The impact of third-party weapons shipments to conflicts like the current one in Bosnia
Recent crises, including the civil war in Bosnia, have raised questions about whether the shipment of arms to war zones serves to escalate hostilities, to equalize unevenly matched foes, or to halt fighting. While previous studies have examined the relationship between arms races and the causes of war, Arms and Warfare considers the impact of arms shipments on a conflict once it has begun.
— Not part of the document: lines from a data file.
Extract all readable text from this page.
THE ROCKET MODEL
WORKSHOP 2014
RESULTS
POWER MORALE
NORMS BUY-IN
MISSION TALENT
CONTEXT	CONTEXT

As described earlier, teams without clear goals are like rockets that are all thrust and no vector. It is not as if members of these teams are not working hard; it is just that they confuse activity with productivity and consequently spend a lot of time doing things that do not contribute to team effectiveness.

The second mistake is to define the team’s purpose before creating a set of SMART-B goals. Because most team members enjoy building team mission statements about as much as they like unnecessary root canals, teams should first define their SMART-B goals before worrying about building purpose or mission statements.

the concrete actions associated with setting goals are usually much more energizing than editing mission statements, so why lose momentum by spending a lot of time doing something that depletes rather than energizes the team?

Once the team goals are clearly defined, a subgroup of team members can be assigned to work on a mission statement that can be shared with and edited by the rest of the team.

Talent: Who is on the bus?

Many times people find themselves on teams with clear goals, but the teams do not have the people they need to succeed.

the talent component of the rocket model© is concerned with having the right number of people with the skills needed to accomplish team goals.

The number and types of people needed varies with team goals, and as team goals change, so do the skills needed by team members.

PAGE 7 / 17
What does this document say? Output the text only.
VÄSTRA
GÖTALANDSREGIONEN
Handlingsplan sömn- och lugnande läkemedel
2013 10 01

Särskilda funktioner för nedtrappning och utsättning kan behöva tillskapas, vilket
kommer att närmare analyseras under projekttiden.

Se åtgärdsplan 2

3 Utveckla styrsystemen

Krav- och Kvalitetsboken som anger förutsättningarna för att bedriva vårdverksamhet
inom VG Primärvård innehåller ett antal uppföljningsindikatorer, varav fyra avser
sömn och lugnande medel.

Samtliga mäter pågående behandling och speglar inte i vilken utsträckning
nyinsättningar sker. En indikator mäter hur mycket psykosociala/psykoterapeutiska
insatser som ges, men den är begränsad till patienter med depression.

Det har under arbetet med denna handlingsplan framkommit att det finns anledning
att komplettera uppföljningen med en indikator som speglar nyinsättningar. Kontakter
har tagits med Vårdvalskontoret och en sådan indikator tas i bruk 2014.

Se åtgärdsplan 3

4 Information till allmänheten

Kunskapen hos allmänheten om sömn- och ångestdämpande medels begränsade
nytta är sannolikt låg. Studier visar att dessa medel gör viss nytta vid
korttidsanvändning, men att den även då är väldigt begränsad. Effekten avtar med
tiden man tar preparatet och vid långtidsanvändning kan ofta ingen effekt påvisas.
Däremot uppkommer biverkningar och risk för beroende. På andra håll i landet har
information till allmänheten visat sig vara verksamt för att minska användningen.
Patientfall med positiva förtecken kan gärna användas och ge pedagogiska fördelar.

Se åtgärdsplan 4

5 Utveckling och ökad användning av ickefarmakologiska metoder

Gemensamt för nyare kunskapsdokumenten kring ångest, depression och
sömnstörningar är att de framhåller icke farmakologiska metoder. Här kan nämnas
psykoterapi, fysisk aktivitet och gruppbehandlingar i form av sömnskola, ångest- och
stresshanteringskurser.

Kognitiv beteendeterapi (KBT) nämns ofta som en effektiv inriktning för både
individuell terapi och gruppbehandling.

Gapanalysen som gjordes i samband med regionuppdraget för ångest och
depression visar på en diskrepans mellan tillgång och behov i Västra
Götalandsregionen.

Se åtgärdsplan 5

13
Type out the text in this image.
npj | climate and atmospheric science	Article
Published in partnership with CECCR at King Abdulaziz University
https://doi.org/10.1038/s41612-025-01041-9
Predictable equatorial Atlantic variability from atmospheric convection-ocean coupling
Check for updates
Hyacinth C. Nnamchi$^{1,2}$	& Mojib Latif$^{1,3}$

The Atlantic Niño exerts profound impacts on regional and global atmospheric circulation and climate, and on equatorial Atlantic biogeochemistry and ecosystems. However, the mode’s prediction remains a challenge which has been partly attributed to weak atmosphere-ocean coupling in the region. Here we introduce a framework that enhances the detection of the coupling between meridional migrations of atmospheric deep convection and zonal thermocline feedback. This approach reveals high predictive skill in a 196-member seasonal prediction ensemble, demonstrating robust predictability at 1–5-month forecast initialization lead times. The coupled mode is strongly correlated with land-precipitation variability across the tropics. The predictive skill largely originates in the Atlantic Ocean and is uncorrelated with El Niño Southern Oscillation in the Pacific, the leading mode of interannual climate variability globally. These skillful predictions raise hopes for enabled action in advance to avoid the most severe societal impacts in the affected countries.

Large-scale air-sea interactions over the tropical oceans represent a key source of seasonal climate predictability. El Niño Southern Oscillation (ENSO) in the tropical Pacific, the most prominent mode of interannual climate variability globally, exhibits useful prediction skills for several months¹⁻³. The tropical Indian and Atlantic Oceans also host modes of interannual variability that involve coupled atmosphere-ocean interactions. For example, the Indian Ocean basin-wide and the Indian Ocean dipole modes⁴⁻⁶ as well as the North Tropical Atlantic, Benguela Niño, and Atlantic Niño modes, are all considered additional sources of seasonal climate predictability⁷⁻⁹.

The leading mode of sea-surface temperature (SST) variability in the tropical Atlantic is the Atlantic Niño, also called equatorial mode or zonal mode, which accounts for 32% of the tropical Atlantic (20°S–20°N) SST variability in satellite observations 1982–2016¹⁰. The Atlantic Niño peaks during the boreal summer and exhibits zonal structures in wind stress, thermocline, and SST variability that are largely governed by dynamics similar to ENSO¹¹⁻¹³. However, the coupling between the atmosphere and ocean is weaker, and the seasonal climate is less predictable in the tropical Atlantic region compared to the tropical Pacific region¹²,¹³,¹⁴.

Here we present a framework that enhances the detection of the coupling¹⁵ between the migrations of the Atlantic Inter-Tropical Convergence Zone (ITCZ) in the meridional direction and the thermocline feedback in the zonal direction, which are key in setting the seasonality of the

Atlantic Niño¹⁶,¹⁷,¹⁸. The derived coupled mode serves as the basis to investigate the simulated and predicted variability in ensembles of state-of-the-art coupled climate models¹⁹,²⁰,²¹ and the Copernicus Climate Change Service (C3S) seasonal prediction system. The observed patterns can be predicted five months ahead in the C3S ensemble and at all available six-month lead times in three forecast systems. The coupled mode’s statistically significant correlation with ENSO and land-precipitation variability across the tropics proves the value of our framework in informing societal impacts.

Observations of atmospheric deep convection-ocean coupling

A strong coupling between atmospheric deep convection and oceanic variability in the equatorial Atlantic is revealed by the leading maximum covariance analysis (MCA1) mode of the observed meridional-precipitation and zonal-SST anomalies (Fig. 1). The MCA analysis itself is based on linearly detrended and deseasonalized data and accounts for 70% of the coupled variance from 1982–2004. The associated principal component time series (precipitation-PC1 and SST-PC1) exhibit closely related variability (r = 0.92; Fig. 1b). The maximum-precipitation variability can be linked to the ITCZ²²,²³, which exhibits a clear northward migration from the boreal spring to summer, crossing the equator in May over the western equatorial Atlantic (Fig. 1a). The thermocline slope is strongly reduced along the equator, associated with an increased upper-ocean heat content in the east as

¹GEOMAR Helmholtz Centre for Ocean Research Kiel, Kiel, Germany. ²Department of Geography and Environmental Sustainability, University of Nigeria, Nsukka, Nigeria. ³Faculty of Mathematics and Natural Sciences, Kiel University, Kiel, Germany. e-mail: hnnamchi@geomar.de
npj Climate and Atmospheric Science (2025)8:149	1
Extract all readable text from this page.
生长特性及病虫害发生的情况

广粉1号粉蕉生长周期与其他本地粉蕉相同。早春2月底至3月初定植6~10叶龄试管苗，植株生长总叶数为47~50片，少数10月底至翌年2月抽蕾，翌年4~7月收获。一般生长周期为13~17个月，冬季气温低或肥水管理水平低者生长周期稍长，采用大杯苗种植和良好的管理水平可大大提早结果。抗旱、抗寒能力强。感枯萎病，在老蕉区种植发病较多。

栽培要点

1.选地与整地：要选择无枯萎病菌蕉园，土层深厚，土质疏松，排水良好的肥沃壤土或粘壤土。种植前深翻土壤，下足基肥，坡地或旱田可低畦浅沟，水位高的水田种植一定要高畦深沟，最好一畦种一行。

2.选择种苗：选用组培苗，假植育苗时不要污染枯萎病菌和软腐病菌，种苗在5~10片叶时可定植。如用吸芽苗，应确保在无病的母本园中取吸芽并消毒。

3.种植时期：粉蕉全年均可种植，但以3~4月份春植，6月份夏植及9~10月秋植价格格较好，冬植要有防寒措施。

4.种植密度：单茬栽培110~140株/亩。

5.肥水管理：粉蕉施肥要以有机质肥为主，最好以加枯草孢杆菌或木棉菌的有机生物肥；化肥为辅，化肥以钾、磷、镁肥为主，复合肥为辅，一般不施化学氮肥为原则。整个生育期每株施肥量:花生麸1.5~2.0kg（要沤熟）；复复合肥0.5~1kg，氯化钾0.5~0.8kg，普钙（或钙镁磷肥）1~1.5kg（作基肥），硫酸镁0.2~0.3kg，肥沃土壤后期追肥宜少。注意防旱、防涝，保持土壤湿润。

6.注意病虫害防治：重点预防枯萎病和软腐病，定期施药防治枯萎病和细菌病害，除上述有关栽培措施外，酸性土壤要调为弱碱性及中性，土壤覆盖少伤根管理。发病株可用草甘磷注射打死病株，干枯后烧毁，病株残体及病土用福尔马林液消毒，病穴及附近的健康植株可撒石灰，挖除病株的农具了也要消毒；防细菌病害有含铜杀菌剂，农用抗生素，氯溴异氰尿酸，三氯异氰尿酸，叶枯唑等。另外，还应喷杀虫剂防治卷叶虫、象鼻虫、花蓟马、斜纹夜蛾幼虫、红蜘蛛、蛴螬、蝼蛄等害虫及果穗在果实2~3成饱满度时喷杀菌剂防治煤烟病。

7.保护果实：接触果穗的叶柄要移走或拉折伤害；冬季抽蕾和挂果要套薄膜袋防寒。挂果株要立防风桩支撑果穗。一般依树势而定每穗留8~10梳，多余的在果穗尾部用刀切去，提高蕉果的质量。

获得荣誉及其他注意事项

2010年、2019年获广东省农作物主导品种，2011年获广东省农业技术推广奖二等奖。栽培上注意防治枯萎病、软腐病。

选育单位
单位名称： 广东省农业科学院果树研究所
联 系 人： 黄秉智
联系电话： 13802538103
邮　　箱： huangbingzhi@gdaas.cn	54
In this study, Michael Brzoska and Frederic S. Pearson look closely at the complex effect weapon transfers have on the escalation or de-escalation of warfare and on the process of negotiations.
Using case studies from the Americas, Africa, Asia, and the Middle East, the authors pinpoint the timing of arms transfers and then assess the influence of these deliveries. Concluding that their study offers intricate, varied lessons, the authors argue that while arms transfers seldom exert much direct leverage over negotiations, the concerned parties unfailingly interpret them as political statements. In addition, Brzoska and Pearson contend that although arms transfers generally increase the bloodshed in a given conflict, large-scale resupply can substantially shorten the duration of hostilities.
Michael Brzoska is lecturer and researcher at the University of Hamburg in Germany, where he received his Ph.D. in political science. Formerly a researcher at the Stockholm International Peace Research Institute in Sweden, he is author of Restructuring of Arms Production in Western Europe.
Frederic S. Pearson is director of the Center for Peace and Conflict Studies and professor of political science at Wayne State University in Detroit. Twice a Senior Fulbright Scholar, Pearson served for twenty years as professor and research associate at the University of Missouri-St. Louis.